April 29: This Date in Los Angeles Transportation History

1928:  Pacific Electric Railways inaugurates its famous “Sunday Pass” allowing passengers to travel on unlimited runs for $2.50.

Over 2,500 passes are sold on subsequent Sundays.

More information can be found in the May, 1928 issue of Pacific Electric Magazine.

 

 

1949:  The California Assembly’s Fact-Finding Committee on Highways, Streets And Bridges submits its “Rapid Transit for Metropolitan Areas and Related Problems: Preliminary and Supplemental Report No. II” to Sam L. Collins, Speaker of the Assembly.

The report serves as an alternative response to the Rapid Transit Action Group of Los Angeles’ proposal for incorporating surface rail into newly-built freeways.

The Committee finds that suspended monorails in freeway medians and an “underground tube system” is a practical component of an overall transportation system for Los Angeles.

It suggests a “network of single-track, underground tubes, carrying high-speed, semiautomatic electric trains, especially designed, serving the central, more densely populated, 175-square mile area…a system of surface feeder-lines, carrying motor buses, inter-urban cars, trolley coaches and streetcars, serving the outer, less densely populated areas and transferring passengers to the underground tube system.
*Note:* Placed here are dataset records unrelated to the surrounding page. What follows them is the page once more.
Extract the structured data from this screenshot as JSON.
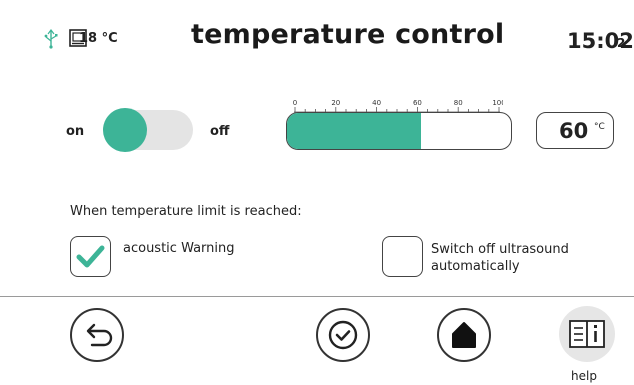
{
  "header": {
    "usb_icon": "usb-icon",
    "storage_icon": "storage-icon",
    "current_temp": "18 °C",
    "title": "temperature control",
    "time": "15:02",
    "time_suffix": "2"
  },
  "toggle": {
    "on_label": "on",
    "off_label": "off",
    "state": "on"
  },
  "slider": {
    "ticks": [
      "0",
      "20",
      "40",
      "60",
      "80",
      "100"
    ],
    "min": 0,
    "max": 100,
    "value": 60
  },
  "temperature_box": {
    "value": "60",
    "unit": "°C"
  },
  "limit_section": {
    "heading": "When temperature limit is reached:",
    "acoustic_label": "acoustic Warning",
    "acoustic_checked": true,
    "switch_off_label_line1": "Switch off ultrasound",
    "switch_off_label_line2": "automatically",
    "switch_off_checked": false
  },
  "footer": {
    "back_icon": "back-icon",
    "confirm_icon": "confirm-check-icon",
    "home_icon": "home-icon",
    "help_icon": "book-help-icon",
    "help_label": "help"
  },
  "colors": {
    "accent": "#3db497",
    "toggle_track": "#e4e4e4",
    "border": "#444444"
  }
}
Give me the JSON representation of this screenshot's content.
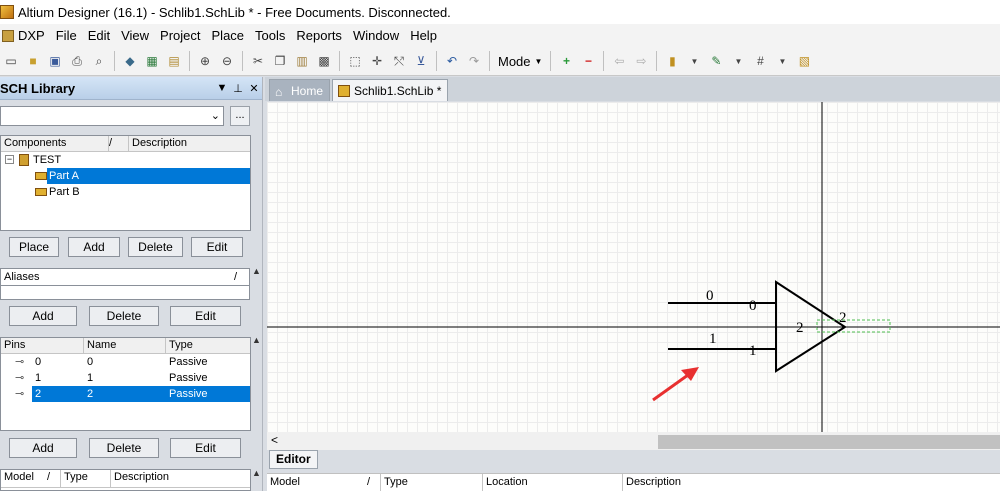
{
  "window": {
    "title": "Altium Designer (16.1) - Schlib1.SchLib * - Free Documents. Disconnected."
  },
  "menu": [
    "DXP",
    "File",
    "Edit",
    "View",
    "Project",
    "Place",
    "Tools",
    "Reports",
    "Window",
    "Help"
  ],
  "toolbar": {
    "mode_label": "Mode"
  },
  "panel": {
    "title": "SCH Library",
    "combo_more": "...",
    "components_header": {
      "col1": "Components",
      "sort": "/",
      "col2": "Description"
    },
    "tree": {
      "root": "TEST",
      "parts": [
        "Part A",
        "Part B"
      ]
    },
    "buttons1": [
      "Place",
      "Add",
      "Delete",
      "Edit"
    ],
    "aliases_label": "Aliases",
    "aliases_sort": "/",
    "buttons2": [
      "Add",
      "Delete",
      "Edit"
    ],
    "pins_header": {
      "col1": "Pins",
      "col2": "Name",
      "col3": "Type"
    },
    "pins": [
      {
        "pin": "0",
        "name": "0",
        "type": "Passive"
      },
      {
        "pin": "1",
        "name": "1",
        "type": "Passive"
      },
      {
        "pin": "2",
        "name": "2",
        "type": "Passive"
      }
    ],
    "buttons3": [
      "Add",
      "Delete",
      "Edit"
    ],
    "model_header": {
      "col1": "Model",
      "sort": "/",
      "col2": "Type",
      "col3": "Description"
    }
  },
  "tabs": {
    "home": "Home",
    "doc": "Schlib1.SchLib *"
  },
  "schematic": {
    "pin0_name": "0",
    "pin0_num": "0",
    "pin1_name": "1",
    "pin1_num": "1",
    "pin2_name": "2",
    "pin2_num": "2"
  },
  "editor": {
    "tab": "Editor",
    "columns": {
      "model": "Model",
      "sort": "/",
      "type": "Type",
      "location": "Location",
      "description": "Description"
    }
  }
}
The report is one of the earliest proposals for monorail transit systems in Los Angeles.

More information can be found in the Rapid Transit for Metropolitan Areas and Related Problems: Preliminary Supplemental Report No. II full-text report.

 

 

1992: Civil disturbances rock the City of Los Angeles for six consecutive days following the acquittal of four police officers in the videotaped beating of a motorist one year earlier.

Proclamation

Los Angeles County Supervisor Ed Edelman presents proclamation to SCRTD Board President Marv Holden and General Manager Alan Pegg (Click for more information)

 

The Southern California Rapid Transit District eventually suspends all bus service in the area but plays a pivotal role in restoring calm by rescuing stranded passengers and transporting public safety and military personnel, as well as setting up an emergency command center at Division 5.